Esse cenário é descrito no mais grave alerta já divulgado sobre o aquecimento global desde que o Painel Intergovernamental sobre Mudanças Climáticas (IPCC) estimou, em 2007, que a temperatura do planeta poderia subir entre 1,8 e 4 graus até o fim deste século. O novo estudo confirma que esse fenômeno pode acontecer, só que 50 anos antes e com efeitos locais mais extremos.
A pesquisa – feita pelo Centro Hadley, do Reino Unido, um dos mais respeitados centros de pesquisas sobre o clima do mundo – coincide com a última rodada de negociações sobre o aquecimento global, iniciada ontem, em Bangcoc, na Tailândia. Ela precede a reunião de cúpula da ONU, em dezembro, em Copenhague, na Dinamarca, quando o mundo deverá acertar um novo acordo para substituir o Protocolo de Kioto, que expira em 2012.
– Nossos resultados mostram padrões similares aos do IPCC, mas revelam a possibilidade de que mudanças extremas possam acontecer mais cedo – disse Debbie Hemming, uma das autoras da pesquisa, divulgada durante uma conferência sobre mudanças climáticas na Universidade de Oxford.
No estudo, foram compilados novos dados sobre o clima a partir de análises sobre o ciclo do dióxido de carbono e de informações atualizadas das emissões de países emergentes, como China e Índia, que estão entre os cinco maiores poluidores do mundo.

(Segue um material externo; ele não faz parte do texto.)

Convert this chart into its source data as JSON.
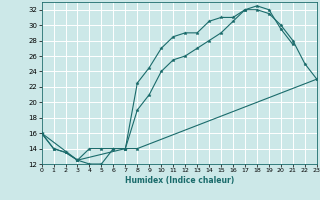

Tempo para ação reduzido à metade
Entre os efeitos de tamanha elevação da temperatura, relata o estudo, está o desaparecimento de metade das plantas e animais do planeta. Secas severas se abateriam sobre África, América Central e Mediterrâneo, entre outros locais, afetando a oferta de água, a segurança alimentar e a saúde da população. Haveria também aumento de 20% do nível das precipitações na Índia, piorando o risco de enchentes.
As conclusões da pesquisa, dizem os cientistas, reduzem pela metade o tempo disponível para ação.
Elas abalam também a crença de que alguns dos piores efeitos das mudanças no clima só vão ser sentidos pelas gerações futuras.
– Sempre se falou sobre esses efeitos e as futuras gerações, mas pessoas que estão vivas hoje poderão ser afetadas por elas também – conta Richard Betts, do Hadley Centre.
Uma novidade em relação aos relatórios do IPCC foi a inclusão dos efeitos dos ciclos do carbono. O estudo exemplifica que, se parte da Amazônia morrer por causa das secas, vai expor o solo, liberando mais carbono, originalmente presente na matéria orgânica, na atmosfera.